The wedding was over. No invitation arrived from his parents, but a furious letter from Sophy which resulted in a complete rupture.
Mary-Louisa was a wedded wife, now. But she was more lonely than she had been before. Embittered by her disappointment, sure of her husband who was now legally tied to her, she began to take all those liberties which married people look upon as their right. What she had once regarded in the light of a voluntary gift, she now considered a tribute due to her. She entrenched herself behind the honourable title of “the mother of his children,” and from there she made her sallies.
Simple-minded, as all duped husbands are, he could never grasp what constituted the sacredness in the fact that she was the mother of his children. Why his children should be different from other children, and from himself, was a riddle to him.
But, with an easy conscience, because his children had a legal mother now, he commenced to take again an interest in the world which he had to a certain extent forgotten in the first ecstasy of his love-dream, and which later on he had neglected because he hated to leave his wife and children alone.
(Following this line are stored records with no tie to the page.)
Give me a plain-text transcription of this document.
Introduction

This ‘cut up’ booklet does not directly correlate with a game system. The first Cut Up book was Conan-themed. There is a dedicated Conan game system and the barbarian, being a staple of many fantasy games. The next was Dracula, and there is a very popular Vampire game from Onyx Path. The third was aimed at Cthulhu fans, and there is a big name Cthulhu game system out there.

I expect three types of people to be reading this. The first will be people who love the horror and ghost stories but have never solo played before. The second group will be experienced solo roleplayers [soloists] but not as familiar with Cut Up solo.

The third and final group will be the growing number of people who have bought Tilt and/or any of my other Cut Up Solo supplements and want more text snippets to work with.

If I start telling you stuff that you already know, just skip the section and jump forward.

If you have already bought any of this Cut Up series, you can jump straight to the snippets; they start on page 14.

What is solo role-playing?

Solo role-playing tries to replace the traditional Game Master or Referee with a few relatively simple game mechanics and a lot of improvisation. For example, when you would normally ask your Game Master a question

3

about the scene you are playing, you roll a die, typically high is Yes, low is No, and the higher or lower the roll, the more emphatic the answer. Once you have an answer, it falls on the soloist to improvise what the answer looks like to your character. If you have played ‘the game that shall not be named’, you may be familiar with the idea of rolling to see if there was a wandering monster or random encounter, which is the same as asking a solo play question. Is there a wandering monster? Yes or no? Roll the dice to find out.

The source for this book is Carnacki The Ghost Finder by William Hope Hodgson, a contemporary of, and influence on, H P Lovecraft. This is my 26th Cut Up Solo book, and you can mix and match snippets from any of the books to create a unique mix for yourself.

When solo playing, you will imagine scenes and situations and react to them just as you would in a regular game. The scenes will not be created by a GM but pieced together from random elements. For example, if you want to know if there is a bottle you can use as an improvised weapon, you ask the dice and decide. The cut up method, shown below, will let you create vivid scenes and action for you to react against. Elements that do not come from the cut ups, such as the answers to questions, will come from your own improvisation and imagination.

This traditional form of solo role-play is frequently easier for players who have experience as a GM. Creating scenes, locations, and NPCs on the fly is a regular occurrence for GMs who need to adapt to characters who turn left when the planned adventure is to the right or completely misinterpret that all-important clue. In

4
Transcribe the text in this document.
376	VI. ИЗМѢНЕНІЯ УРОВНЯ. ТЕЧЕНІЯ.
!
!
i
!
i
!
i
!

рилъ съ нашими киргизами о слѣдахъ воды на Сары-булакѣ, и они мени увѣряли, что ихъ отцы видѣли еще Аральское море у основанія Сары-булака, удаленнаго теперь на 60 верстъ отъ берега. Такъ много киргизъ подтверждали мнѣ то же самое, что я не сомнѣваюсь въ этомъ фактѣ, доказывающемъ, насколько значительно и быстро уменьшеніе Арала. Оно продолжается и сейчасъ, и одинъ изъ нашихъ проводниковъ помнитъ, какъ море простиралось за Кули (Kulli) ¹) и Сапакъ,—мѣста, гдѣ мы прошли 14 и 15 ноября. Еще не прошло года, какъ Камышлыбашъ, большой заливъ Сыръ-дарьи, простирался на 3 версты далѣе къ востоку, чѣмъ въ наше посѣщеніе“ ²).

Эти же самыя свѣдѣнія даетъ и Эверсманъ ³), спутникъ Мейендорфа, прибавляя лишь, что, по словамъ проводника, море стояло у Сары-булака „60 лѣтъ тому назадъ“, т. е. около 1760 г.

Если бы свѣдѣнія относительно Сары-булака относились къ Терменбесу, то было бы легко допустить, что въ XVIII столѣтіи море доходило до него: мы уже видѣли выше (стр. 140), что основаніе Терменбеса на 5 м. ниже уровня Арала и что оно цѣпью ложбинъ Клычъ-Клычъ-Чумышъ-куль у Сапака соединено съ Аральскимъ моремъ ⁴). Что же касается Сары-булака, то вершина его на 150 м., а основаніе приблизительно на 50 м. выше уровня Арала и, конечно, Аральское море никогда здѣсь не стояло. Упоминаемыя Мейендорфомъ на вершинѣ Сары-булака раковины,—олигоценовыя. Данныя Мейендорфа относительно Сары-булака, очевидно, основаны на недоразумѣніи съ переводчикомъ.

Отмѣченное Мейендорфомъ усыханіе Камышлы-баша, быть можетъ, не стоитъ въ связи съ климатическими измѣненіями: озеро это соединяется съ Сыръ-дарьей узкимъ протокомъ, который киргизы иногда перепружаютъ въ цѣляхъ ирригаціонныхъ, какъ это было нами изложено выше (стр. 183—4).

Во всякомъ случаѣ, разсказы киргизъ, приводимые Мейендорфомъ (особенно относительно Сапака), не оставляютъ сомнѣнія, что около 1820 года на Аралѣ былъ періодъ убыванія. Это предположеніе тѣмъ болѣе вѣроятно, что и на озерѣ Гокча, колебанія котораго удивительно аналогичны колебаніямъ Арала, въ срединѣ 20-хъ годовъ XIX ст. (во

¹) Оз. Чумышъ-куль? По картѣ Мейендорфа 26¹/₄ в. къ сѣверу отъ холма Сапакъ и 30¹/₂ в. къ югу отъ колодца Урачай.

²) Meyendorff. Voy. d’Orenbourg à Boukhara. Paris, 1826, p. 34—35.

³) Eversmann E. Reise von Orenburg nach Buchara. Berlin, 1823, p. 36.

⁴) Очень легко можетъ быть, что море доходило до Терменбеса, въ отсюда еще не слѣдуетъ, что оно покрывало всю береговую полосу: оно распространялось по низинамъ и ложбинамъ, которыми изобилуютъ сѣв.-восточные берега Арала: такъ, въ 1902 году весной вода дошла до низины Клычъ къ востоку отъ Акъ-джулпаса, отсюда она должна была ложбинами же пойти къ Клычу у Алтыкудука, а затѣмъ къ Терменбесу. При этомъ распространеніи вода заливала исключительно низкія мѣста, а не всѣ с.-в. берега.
These liberties displeased his wife, and since there was no necessity for her to mince matters now, and she was of an outspoken disposition, she made no secrets of her thoughts.
But he had all the lawyer’s tricks at his fingers’ ends, and was never at a loss for a reply.
“Do you think it right,” she asked, “to leave the mother of your children alone at home with them, while you spend your time at a public house?”
“I don’t believe you missed me,” he answered by way of a preliminary.
“Missed you? If the husband spends the housekeeping money on drink, the wife will miss a great many things in the house.”
“To start with I don’t drink, for I merely have a mouthful of food and drink a cup of coffee; secondly, I don’t spend the housekeeping money on drink, for you keep it locked up: I have other funds which I spend ‘on drink.'”
Unfortunately women cannot stand satire, and the noose, made in fun, was at once thrown round his neck.
“You do admit, then, that you drink?”
“No, I don’t, I used your expression in fun.”
“In fun? You are making fun of your wife? You never used to do that!”
“You wanted the marriage ceremony. Why are things so different now?”
“Because we are married, of course.”
“Partly because of that, and partly because intoxication has the quality of passing off.”
“It was only intoxication in your case, then?”
“Not only in my case; in your case, too, and in all others as well. It passes off more or less quickly.”